Submitted by Raymond on 23 August 2012 - 8:39pm
What's it called?:
Good morning to the night
What does it sound like?:
I don’t know much beyond Elton's hits, so my enjoyment of this record is not hampered by previous knowledge of the source material. The whole thing is cleverly done; in fact, given that some of the pieces are assembled from 8 or 9 source tracks, it’s astonishingly clever in how it all hangs together. These pieces work as songs, with identifiable verses and chorus. Purists may think that the Pnau boys have taken some major liberties with the material, but they have created an album that is far from being an off-the-shelf collection of dance remixes. ‘Sad’ has already been a hit, with its mellow Balearic groove and cool chords, while ‘Telegraph to the Afterlife’ is chilled, gloomy and introspective, like Pink Floyd hanging out with Air. ‘Karmatron’ is a bizarre, electrifying triumph. It starts out like Mark Ronson scoring a spoof spy movie by way of Johnny Harris, before exploding into a chorus that the Chemical Brothers would donate a kidney to have been able to write.
What does it all *mean*?:
However folk choose to label this, it just sounds like great pop music and it probably means that we’ll hear more of this kind of thing.
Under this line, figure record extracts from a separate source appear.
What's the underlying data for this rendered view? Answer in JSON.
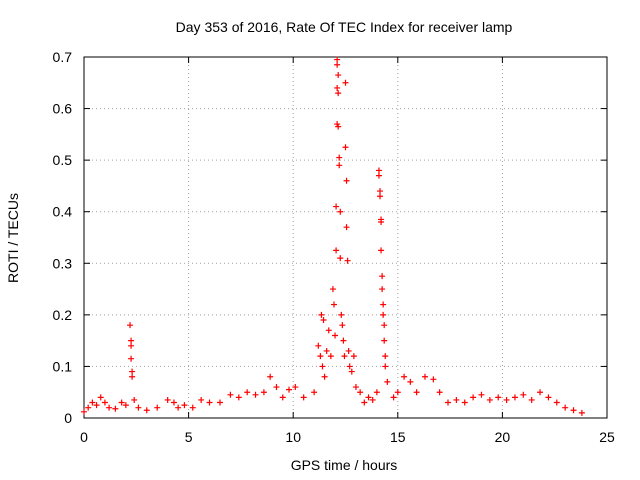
{
  "chart_data": {
    "type": "scatter",
    "title": "Day 353 of 2016, Rate Of TEC Index for receiver lamp",
    "xlabel": "GPS time / hours",
    "ylabel": "ROTI / TECUs",
    "xlim": [
      0,
      25
    ],
    "ylim": [
      0,
      0.7
    ],
    "x_ticks": [
      0,
      5,
      10,
      15,
      20,
      25
    ],
    "x_tick_labels": [
      "0",
      "5",
      "10",
      "15",
      "20",
      "25"
    ],
    "y_ticks": [
      0,
      0.1,
      0.2,
      0.3,
      0.4,
      0.5,
      0.6,
      0.7
    ],
    "y_tick_labels": [
      "0",
      "0.1",
      "0.2",
      "0.3",
      "0.4",
      "0.5",
      "0.6",
      "0.7"
    ],
    "grid": true,
    "legend": "none",
    "marker": "+",
    "series": [
      {
        "color": "#ff0000",
        "points": [
          [
            0.0,
            0.012
          ],
          [
            0.2,
            0.02
          ],
          [
            0.4,
            0.03
          ],
          [
            0.6,
            0.025
          ],
          [
            0.8,
            0.04
          ],
          [
            1.0,
            0.03
          ],
          [
            1.2,
            0.02
          ],
          [
            1.5,
            0.018
          ],
          [
            1.8,
            0.03
          ],
          [
            2.0,
            0.025
          ],
          [
            2.2,
            0.18
          ],
          [
            2.25,
            0.15
          ],
          [
            2.25,
            0.14
          ],
          [
            2.25,
            0.115
          ],
          [
            2.3,
            0.09
          ],
          [
            2.3,
            0.08
          ],
          [
            2.4,
            0.035
          ],
          [
            2.6,
            0.02
          ],
          [
            3.0,
            0.015
          ],
          [
            3.5,
            0.02
          ],
          [
            4.0,
            0.035
          ],
          [
            4.3,
            0.03
          ],
          [
            4.5,
            0.02
          ],
          [
            4.8,
            0.025
          ],
          [
            5.2,
            0.02
          ],
          [
            5.6,
            0.035
          ],
          [
            6.0,
            0.03
          ],
          [
            6.5,
            0.03
          ],
          [
            7.0,
            0.045
          ],
          [
            7.4,
            0.04
          ],
          [
            7.8,
            0.05
          ],
          [
            8.2,
            0.045
          ],
          [
            8.6,
            0.05
          ],
          [
            8.9,
            0.08
          ],
          [
            9.2,
            0.06
          ],
          [
            9.5,
            0.04
          ],
          [
            9.8,
            0.055
          ],
          [
            10.1,
            0.06
          ],
          [
            10.5,
            0.04
          ],
          [
            11.0,
            0.05
          ],
          [
            11.2,
            0.14
          ],
          [
            11.3,
            0.12
          ],
          [
            11.35,
            0.2
          ],
          [
            11.4,
            0.1
          ],
          [
            11.45,
            0.19
          ],
          [
            11.5,
            0.08
          ],
          [
            11.6,
            0.13
          ],
          [
            11.7,
            0.17
          ],
          [
            11.8,
            0.12
          ],
          [
            11.9,
            0.25
          ],
          [
            11.95,
            0.22
          ],
          [
            12.0,
            0.16
          ],
          [
            12.05,
            0.325
          ],
          [
            12.05,
            0.41
          ],
          [
            12.1,
            0.57
          ],
          [
            12.1,
            0.64
          ],
          [
            12.1,
            0.685
          ],
          [
            12.1,
            0.695
          ],
          [
            12.15,
            0.665
          ],
          [
            12.15,
            0.63
          ],
          [
            12.15,
            0.565
          ],
          [
            12.2,
            0.505
          ],
          [
            12.2,
            0.49
          ],
          [
            12.25,
            0.4
          ],
          [
            12.25,
            0.31
          ],
          [
            12.3,
            0.2
          ],
          [
            12.35,
            0.18
          ],
          [
            12.4,
            0.15
          ],
          [
            12.45,
            0.12
          ],
          [
            12.5,
            0.65
          ],
          [
            12.5,
            0.525
          ],
          [
            12.55,
            0.46
          ],
          [
            12.55,
            0.37
          ],
          [
            12.6,
            0.305
          ],
          [
            12.65,
            0.13
          ],
          [
            12.7,
            0.1
          ],
          [
            12.8,
            0.09
          ],
          [
            12.9,
            0.12
          ],
          [
            13.0,
            0.06
          ],
          [
            13.2,
            0.05
          ],
          [
            13.4,
            0.03
          ],
          [
            13.6,
            0.04
          ],
          [
            13.8,
            0.035
          ],
          [
            14.0,
            0.05
          ],
          [
            14.1,
            0.48
          ],
          [
            14.1,
            0.47
          ],
          [
            14.15,
            0.44
          ],
          [
            14.15,
            0.43
          ],
          [
            14.2,
            0.385
          ],
          [
            14.2,
            0.38
          ],
          [
            14.2,
            0.325
          ],
          [
            14.25,
            0.275
          ],
          [
            14.25,
            0.25
          ],
          [
            14.3,
            0.22
          ],
          [
            14.3,
            0.2
          ],
          [
            14.35,
            0.18
          ],
          [
            14.35,
            0.15
          ],
          [
            14.4,
            0.12
          ],
          [
            14.4,
            0.1
          ],
          [
            14.5,
            0.07
          ],
          [
            14.8,
            0.04
          ],
          [
            15.0,
            0.05
          ],
          [
            15.3,
            0.08
          ],
          [
            15.6,
            0.07
          ],
          [
            15.9,
            0.05
          ],
          [
            16.3,
            0.08
          ],
          [
            16.7,
            0.075
          ],
          [
            17.0,
            0.05
          ],
          [
            17.4,
            0.03
          ],
          [
            17.8,
            0.035
          ],
          [
            18.2,
            0.03
          ],
          [
            18.6,
            0.04
          ],
          [
            19.0,
            0.045
          ],
          [
            19.4,
            0.035
          ],
          [
            19.8,
            0.04
          ],
          [
            20.2,
            0.035
          ],
          [
            20.6,
            0.04
          ],
          [
            21.0,
            0.045
          ],
          [
            21.4,
            0.035
          ],
          [
            21.8,
            0.05
          ],
          [
            22.2,
            0.04
          ],
          [
            22.6,
            0.03
          ],
          [
            23.0,
            0.02
          ],
          [
            23.4,
            0.015
          ],
          [
            23.8,
            0.01
          ]
        ]
      }
    ]
  }
}
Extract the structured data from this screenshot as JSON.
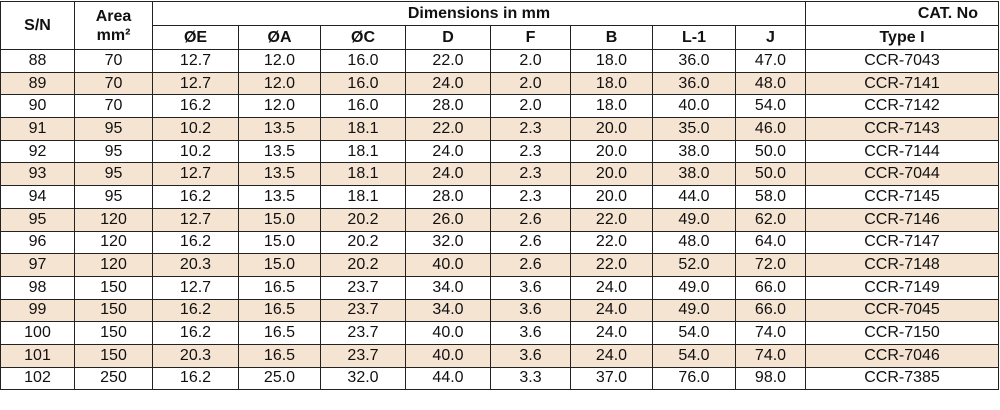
{
  "table": {
    "header": {
      "sn": "S/N",
      "area": "Area",
      "area_unit": "mm²",
      "group": "Dimensions in mm",
      "cat": "CAT. No",
      "columns": [
        "ØE",
        "ØA",
        "ØC",
        "D",
        "F",
        "B",
        "L-1",
        "J"
      ],
      "type": "Type I"
    },
    "rows": [
      [
        "88",
        "70",
        "12.7",
        "12.0",
        "16.0",
        "22.0",
        "2.0",
        "18.0",
        "36.0",
        "47.0",
        "CCR-7043"
      ],
      [
        "89",
        "70",
        "12.7",
        "12.0",
        "16.0",
        "24.0",
        "2.0",
        "18.0",
        "36.0",
        "48.0",
        "CCR-7141"
      ],
      [
        "90",
        "70",
        "16.2",
        "12.0",
        "16.0",
        "28.0",
        "2.0",
        "18.0",
        "40.0",
        "54.0",
        "CCR-7142"
      ],
      [
        "91",
        "95",
        "10.2",
        "13.5",
        "18.1",
        "22.0",
        "2.3",
        "20.0",
        "35.0",
        "46.0",
        "CCR-7143"
      ],
      [
        "92",
        "95",
        "10.2",
        "13.5",
        "18.1",
        "24.0",
        "2.3",
        "20.0",
        "38.0",
        "50.0",
        "CCR-7144"
      ],
      [
        "93",
        "95",
        "12.7",
        "13.5",
        "18.1",
        "24.0",
        "2.3",
        "20.0",
        "38.0",
        "50.0",
        "CCR-7044"
      ],
      [
        "94",
        "95",
        "16.2",
        "13.5",
        "18.1",
        "28.0",
        "2.3",
        "20.0",
        "44.0",
        "58.0",
        "CCR-7145"
      ],
      [
        "95",
        "120",
        "12.7",
        "15.0",
        "20.2",
        "26.0",
        "2.6",
        "22.0",
        "49.0",
        "62.0",
        "CCR-7146"
      ],
      [
        "96",
        "120",
        "16.2",
        "15.0",
        "20.2",
        "32.0",
        "2.6",
        "22.0",
        "48.0",
        "64.0",
        "CCR-7147"
      ],
      [
        "97",
        "120",
        "20.3",
        "15.0",
        "20.2",
        "40.0",
        "2.6",
        "22.0",
        "52.0",
        "72.0",
        "CCR-7148"
      ],
      [
        "98",
        "150",
        "12.7",
        "16.5",
        "23.7",
        "34.0",
        "3.6",
        "24.0",
        "49.0",
        "66.0",
        "CCR-7149"
      ],
      [
        "99",
        "150",
        "16.2",
        "16.5",
        "23.7",
        "34.0",
        "3.6",
        "24.0",
        "49.0",
        "66.0",
        "CCR-7045"
      ],
      [
        "100",
        "150",
        "16.2",
        "16.5",
        "23.7",
        "40.0",
        "3.6",
        "24.0",
        "54.0",
        "74.0",
        "CCR-7150"
      ],
      [
        "101",
        "150",
        "20.3",
        "16.5",
        "23.7",
        "40.0",
        "3.6",
        "24.0",
        "54.0",
        "74.0",
        "CCR-7046"
      ],
      [
        "102",
        "250",
        "16.2",
        "25.0",
        "32.0",
        "44.0",
        "3.3",
        "37.0",
        "76.0",
        "98.0",
        "CCR-7385"
      ]
    ]
  }
}
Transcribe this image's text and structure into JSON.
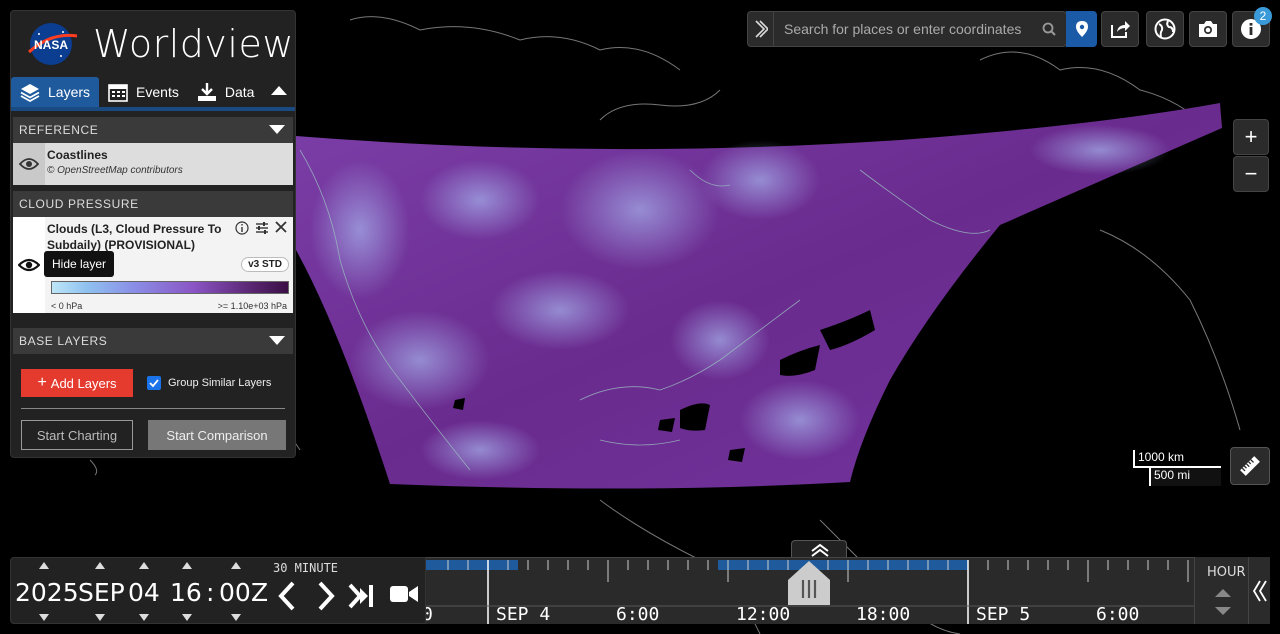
{
  "app": {
    "title": "Worldview",
    "logo_text": "NASA"
  },
  "tabs": [
    {
      "label": "Layers",
      "icon": "layers-icon",
      "active": true
    },
    {
      "label": "Events",
      "icon": "calendar-icon",
      "active": false
    },
    {
      "label": "Data",
      "icon": "download-icon",
      "active": false
    }
  ],
  "sections": {
    "reference": {
      "title": "REFERENCE",
      "layer": {
        "title": "Coastlines",
        "attribution": "© OpenStreetMap contributors"
      }
    },
    "cloud_pressure": {
      "title": "CLOUD PRESSURE",
      "layer": {
        "title_line1": "Clouds (L3, Cloud Pressure To",
        "title_line2": "Subdaily) (PROVISIONAL)",
        "version": "v3 STD",
        "legend_min": "< 0 hPa",
        "legend_max": ">= 1.10e+03 hPa"
      }
    },
    "base": {
      "title": "BASE LAYERS"
    }
  },
  "tooltip": "Hide layer",
  "buttons": {
    "add_layers": "Add Layers",
    "group_similar": "Group Similar Layers",
    "group_similar_checked": true,
    "start_charting": "Start Charting",
    "start_comparison": "Start Comparison"
  },
  "search": {
    "placeholder": "Search for places or enter coordinates"
  },
  "toolbar": {
    "info_badge": "2"
  },
  "zoom": {
    "in": "+",
    "out": "−"
  },
  "scale": {
    "km": "1000 km",
    "mi": "500 mi"
  },
  "date": {
    "year": "2025",
    "month": "SEP",
    "day": "04",
    "hour": "16",
    "sep": ":",
    "minute": "00",
    "zone": "Z",
    "interval": "30 MINUTE"
  },
  "timeline": {
    "zoom_level": "HOUR",
    "labels": [
      "0",
      "SEP 4",
      "6:00",
      "12:00",
      "18:00",
      "SEP 5",
      "6:00"
    ]
  },
  "colors": {
    "accent": "#1f5b9c",
    "add_button": "#e53b2f",
    "data_available": "#1f5b9c"
  }
}
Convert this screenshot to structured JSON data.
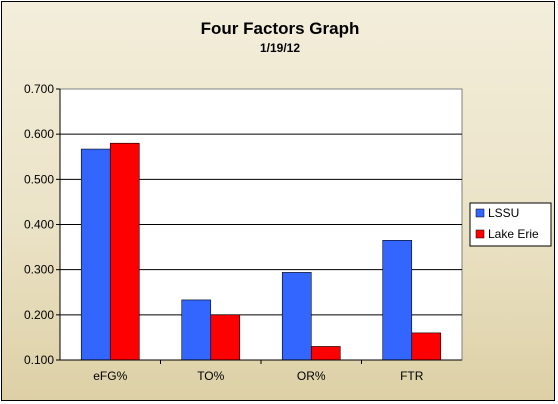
{
  "chart_data": {
    "type": "bar",
    "title": "Four Factors Graph",
    "subtitle": "1/19/12",
    "categories": [
      "eFG%",
      "TO%",
      "OR%",
      "FTR"
    ],
    "series": [
      {
        "name": "LSSU",
        "values": [
          0.567,
          0.233,
          0.294,
          0.365
        ],
        "color": "#3366ff"
      },
      {
        "name": "Lake Erie",
        "values": [
          0.58,
          0.2,
          0.13,
          0.16
        ],
        "color": "#ff0000"
      }
    ],
    "ylim": [
      0.1,
      0.7
    ],
    "yticks": [
      "0.100",
      "0.200",
      "0.300",
      "0.400",
      "0.500",
      "0.600",
      "0.700"
    ],
    "grid": true,
    "legend": "right"
  }
}
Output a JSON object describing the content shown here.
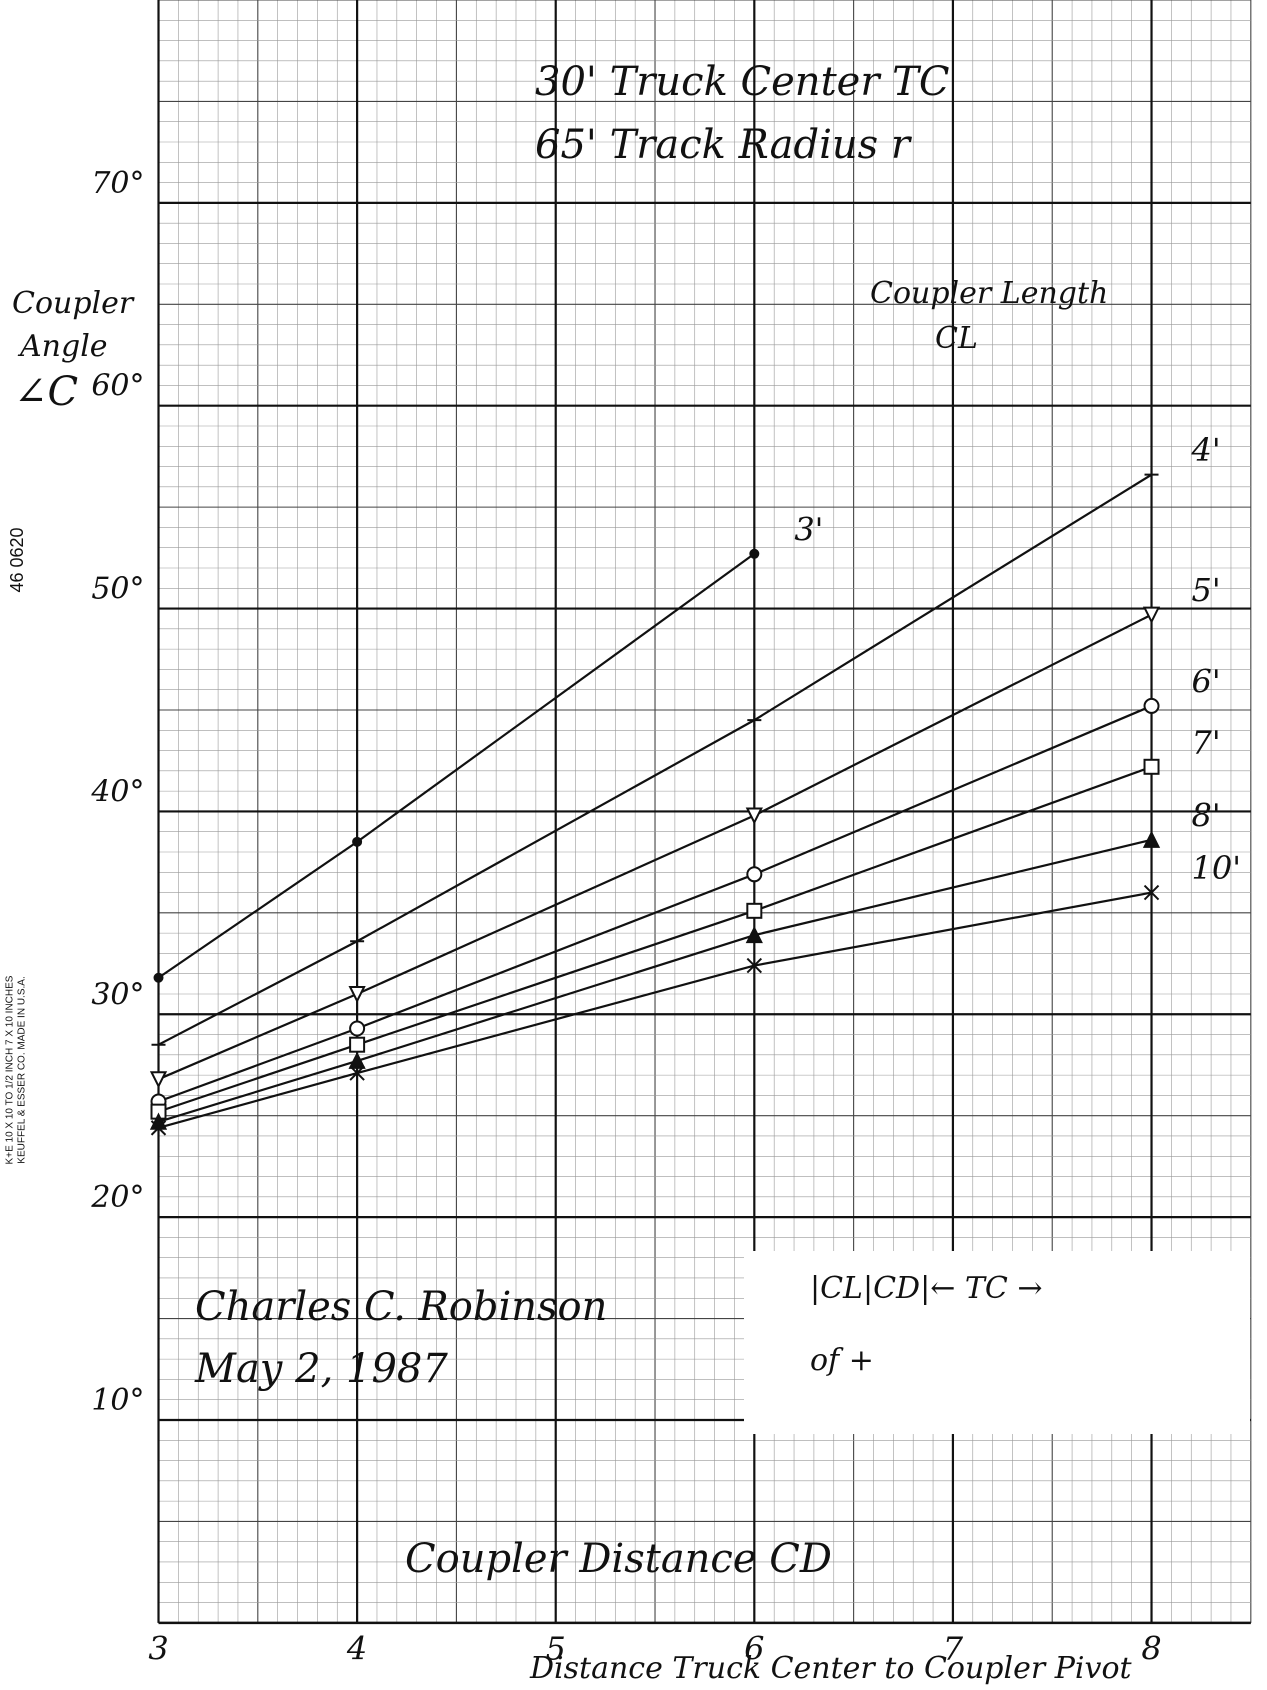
{
  "chart_data": {
    "type": "line",
    "title": "30' Truck Center TC",
    "subtitle": "65' Track Radius r",
    "y_label": [
      "Coupler",
      "Angle",
      "∠C"
    ],
    "legend_title": [
      "Coupler Length",
      "CL"
    ],
    "x_label": "Coupler Distance CD",
    "x_sublabel": "Distance Truck Center to Coupler Pivot",
    "signature": [
      "Charles C. Robinson",
      "May 2, 1987"
    ],
    "diagram_text": [
      "|CL|CD|← TC →",
      "of +"
    ],
    "paper_text": [
      "46 0620",
      "K+E 10 X 10 TO 1/2 INCH 7 X 10 INCHES",
      "KEUFFEL & ESSER CO. MADE IN U.S.A."
    ],
    "x": [
      3,
      4,
      6,
      8
    ],
    "xlim": [
      3,
      8.5
    ],
    "xticks": [
      3,
      4,
      5,
      6,
      7,
      8
    ],
    "ylim": [
      0,
      80
    ],
    "yticks": [
      {
        "value": 10,
        "label": "10°"
      },
      {
        "value": 20,
        "label": "20°"
      },
      {
        "value": 30,
        "label": "30°"
      },
      {
        "value": 40,
        "label": "40°"
      },
      {
        "value": 50,
        "label": "50°"
      },
      {
        "value": 60,
        "label": "60°"
      },
      {
        "value": 70,
        "label": "70°"
      }
    ],
    "grid": true,
    "series": [
      {
        "name": "3'",
        "color": "#111111",
        "marker": "dot",
        "values": [
          31.8,
          38.5,
          52.7,
          null
        ]
      },
      {
        "name": "4'",
        "color": "#111111",
        "marker": "plus",
        "values": [
          28.5,
          33.6,
          44.5,
          56.6
        ]
      },
      {
        "name": "5'",
        "color": "#111111",
        "marker": "triangle-down",
        "values": [
          26.8,
          31.0,
          39.8,
          49.7
        ]
      },
      {
        "name": "6'",
        "color": "#111111",
        "marker": "circle",
        "values": [
          25.7,
          29.3,
          36.9,
          45.2
        ]
      },
      {
        "name": "7'",
        "color": "#111111",
        "marker": "square",
        "values": [
          25.2,
          28.5,
          35.1,
          42.2
        ]
      },
      {
        "name": "8'",
        "color": "#111111",
        "marker": "triangle",
        "values": [
          24.7,
          27.7,
          33.9,
          38.6
        ]
      },
      {
        "name": "10'",
        "color": "#111111",
        "marker": "x",
        "values": [
          24.4,
          27.1,
          32.4,
          36.0
        ]
      }
    ]
  }
}
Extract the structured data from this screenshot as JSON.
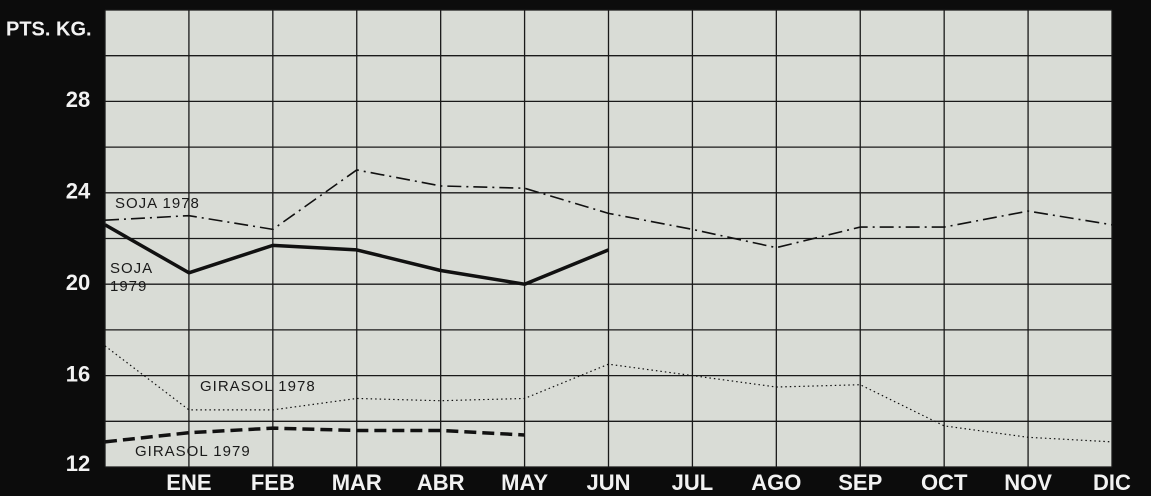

I wonder which other major artists would benefit from a similar 're-imagining' of their work?
Goes well with …:
Driving. Being middle-aged and pretending to yourself that you are down with the kids because your teenagers quite like the singles. Dropping words like 'chilled', 'trance' and 'Balearic' into the conversation with younger colleagues at work.
Might suit people who like …:
If you favour the likes of Groove Armada, Air and William Orbit, you’ll find much to enjoy here. It also makes you realise just how much of Elton's early 70s output must have been absorbed by Jake Shears.